Lors de votre homélie, vous avez décidé d’insister sur l’essence et les effets de la confirmation. Pour les fidèles qui n’ont pas bien suivi vos propos mais aussi pour les absents, vous est-il possible de reprendre la portée de cet acte dans ses grandes lignes ?
Je ne reprendrai pas le sermon qui a été long. Je voudrais juste résumer. Pour ce faire, je partirai de la première idée : la grandeur des dons du Bon Dieu, dons qui nous dépassent complètement. Et j’ose dire et affirmer sans aucune crainte de me tromper qu’une seule confirmation est pour le Bon Dieu plus grande que la création de tout l’univers. Dieu a eu cette bonté de s’abaisser à notre niveau et de nous donner des signes sensibles par lesquels nous pouvons être certains de la réception de ces dons. Si ces dons nous dépassent, comment être sûrs d’eux ? Le sacrement de la confirmation est un signe qui nous permet de savoir qu’il nous a donné ses dons. Il y a deux choses dans la forme du sacrement : « je te marque du signe de la croix » et « je te confirme du saint chrême ». Il y a des dons du Saint Esprit que le Bon Dieu fait à l’âme, et il y a le caractère de ce sacrement qui nous fait soldats du Christ. Il y a donc les dons, mais aussi les exigences de la confirmation, comme pour les apôtres à la Pentecôte.
Hier a eu lieu un événement particulier dans la vie de la Mission Saint-Pie X : l’élévation de deux dames au rang de membres du Tiers-Ordre. Peut-on savoir en quoi cela consiste ? S’agit-il d’une quasi vie religieuse ?
Non. Ce n’est pas une vie religieuse. Mais c’est la participation à certains éléments de la vie religieuse dans la vie laïque. On l’appelle le Tiers-Ordre car il vient après le premier et le deuxième qui sont d’ordre religieux. Le troisième est d’ordre civil. Ceux qui en sont membres ne peuvent pas vivre dans la vie religieuse, mais ils peuvent participer aux grâces de la vie religieuse. Nous avons fait quelque chose de semblable dans la Fraternité, à la demande des fidèles. Ceux qui en sont membres choisissent de participer à la sanctification des prêtres, mais aussi de bénéficier des grâces que cela confère.

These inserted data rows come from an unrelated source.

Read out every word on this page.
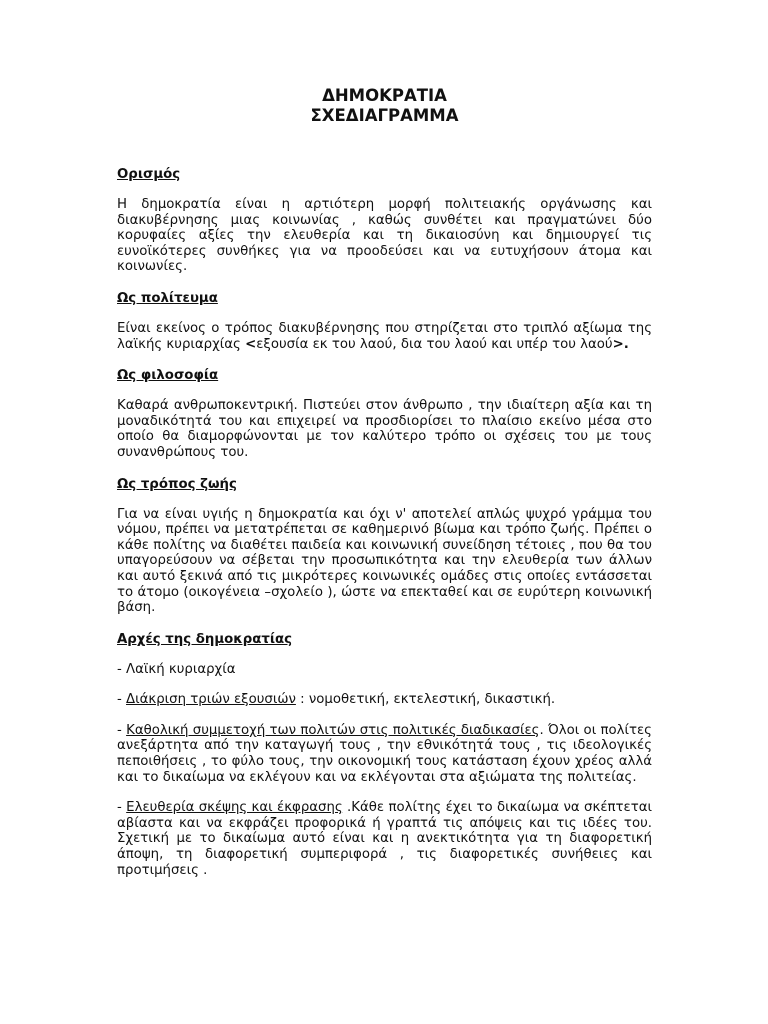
ΔΗΜΟΚΡΑΤΙΑ
ΣΧΕΔΙΑΓΡΑΜΜΑ
Ορισμός

Η δημοκρατία είναι η αρτιότερη μορφή πολιτειακής οργάνωσης και διακυβέρνησης μιας κοινωνίας , καθώς συνθέτει και πραγματώνει δύο κορυφαίες αξίες την ελευθερία και τη δικαιοσύνη και δημιουργεί τις ευνοϊκότερες συνθήκες για να προοδεύσει και να ευτυχήσουν άτομα και κοινωνίες.

Ως πολίτευμα

Είναι εκείνος ο τρόπος διακυβέρνησης που στηρίζεται στο τριπλό αξίωμα της λαϊκής κυριαρχίας <εξουσία εκ του λαού, δια του λαού και υπέρ του λαού>.

Ως φιλοσοφία

Καθαρά ανθρωποκεντρική. Πιστεύει στον άνθρωπο , την ιδιαίτερη αξία και τη μοναδικότητά του και επιχειρεί να προσδιορίσει το πλαίσιο εκείνο μέσα στο οποίο θα διαμορφώνονται με τον καλύτερο τρόπο οι σχέσεις του με τους συνανθρώπους του.

Ως τρόπος ζωής

Για να είναι υγιής η δημοκρατία και όχι ν' αποτελεί απλώς ψυχρό γράμμα του νόμου, πρέπει να μετατρέπεται σε καθημερινό βίωμα και τρόπο ζωής. Πρέπει ο κάθε πολίτης να διαθέτει παιδεία και κοινωνική συνείδηση τέτοιες , που θα του υπαγορεύσουν να σέβεται την προσωπικότητα και την ελευθερία των άλλων και αυτό ξεκινά από τις μικρότερες κοινωνικές ομάδες στις οποίες εντάσσεται το άτομο (οικογένεια –σχολείο ), ώστε να επεκταθεί και σε ευρύτερη κοινωνική βάση.

Αρχές της δημοκρατίας

- Λαϊκή κυριαρχία

- Διάκριση τριών εξουσιών : νομοθετική, εκτελεστική, δικαστική.

- Καθολική συμμετοχή των πολιτών στις πολιτικές διαδικασίες. Όλοι οι πολίτες ανεξάρτητα από την καταγωγή τους , την εθνικότητά τους , τις ιδεολογικές πεποιθήσεις , το φύλο τους, την οικονομική τους κατάσταση έχουν χρέος αλλά και το δικαίωμα να εκλέγουν και να εκλέγονται στα αξιώματα της πολιτείας.

- Ελευθερία σκέψης και έκφρασης .Κάθε πολίτης έχει το δικαίωμα να σκέπτεται αβίαστα και να εκφράζει προφορικά ή γραπτά τις απόψεις και τις ιδέες του. Σχετική με το δικαίωμα αυτό είναι και η ανεκτικότητα για τη διαφορετική άποψη, τη διαφορετική συμπεριφορά , τις διαφορετικές συνήθειες και προτιμήσεις .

Au-delà des confirmations que vous êtes venu conférer, votre présence rehaussera demain, 2 juin, les festivités marquant le 25e anniversaire de la fondation de la Mission Saint-Pie X du Gabon, un moment que les fidèles attendaient tant. Peut-on savoir, Excellence, ce que vous inspire cet instant particulier ?
Là aussi, c’est émouvant. 25 ans, c’est une marque particulière. D’un côté, c’est peu, d’un autre côté, c’est beaucoup. 25 ans c’est déjà une génération. Devant une vie humaine, c’est parfois moins ; devant une société, c’est relativement court, par exemple dans l’Eglise qui a 2000 ans. Mais dans les circonstances actuelles de la crise de l’Eglise, voir une œuvre qui a commencé à zéro et qui s’est développée de manière magnifique, il faut en remercier le Bon Dieu.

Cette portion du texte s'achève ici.